O Povo Indígena Truká, que resiste na retomada de seu território contra o projeto de transposição do Rio São Francisco, no eixo norte em Cabrobó, a 500 km de Recife, teve o fornecimento de energia elétrica interrompido na terça-feira, 7. O corte no realizado pela Companhia Energética de Pernambuco (Celpe), não teve aviso prévio à Fundação Nacional do Índio (FUNAI) e nem a comunidade Truká, que também sofreu com a falta de água, pois o abastecimento é realizado através de bombeamento elétrico do rio. O fornecimento foi retomado na quinta, 9, após a retenção de técnicos da a Companhia Energética da Bahia (Coelba), na comunidade indígena.

Os oito técnicos, que estiveram na região para verificar a torre de alta tensão, derrubada pelos indígenas, em protesto, foram mantidos, por quatro horas, sob posse indígena.

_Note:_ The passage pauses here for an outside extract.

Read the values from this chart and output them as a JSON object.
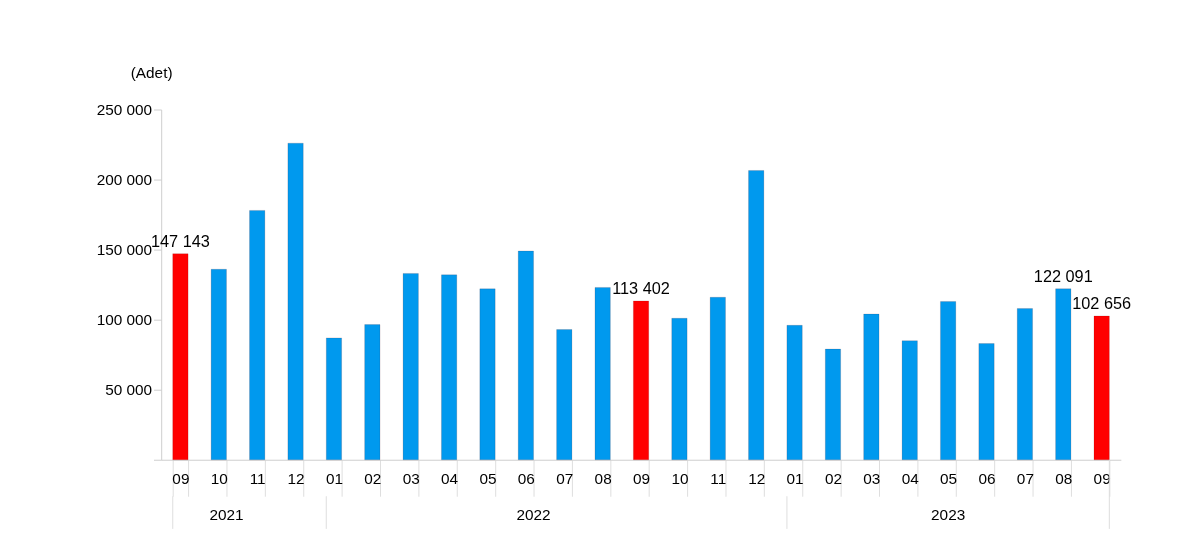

Sem acordo com o governo os técnicos foram liberados e a o fornecimento de energia retomado na manhã de quinta-feira, 9, por solicitação do Ministério Público Federal.

Segundo as lideranças Truká, o acordo estabelecido entre indígenas e governo do estado de Pernambuco, permite que as torres de alta tensão ocupem parte de suas terras e em troca não há ônus na energia elétrica.

A Celpe alega que a Funai teria uma dívida de R$ 14,3 milhões de contas não pagas desde 1984. Entretanto, teve que voltar atrás na decisão do cortar o abastecimento de energia devido a pressão e solicitação do Ministério Público Federal.

Para Neguinho Truká, liderança indígena, o corte no fornecimento de energia tem motivos políticos. “Nosso povo é o maior produtor de arroz do estado. O povo precisa da energia para irrigar suas roças que já estão comprometidas. Agora, o governo simplesmente corta a energia sem nos avisar. Entendemos que essa é uma retaliação contra nosso povo por causa do interesse da transposição”, acusa.

Demarcação de território
O povo Truká, luta há mais de 10 anos pela demarcação do território. A área pleiteada pela comunidade, será construído o eixo norte do projeto de Transposição de águas do rio São Francisco.

Cerca de 500 famílias, tentam garantir estudos que comprovam a legitimidade de seu território e o arquivamento do projeto de transposição. Além disso, exigem a saída imediata do Exército, presente na área desde o dia 4 de junho.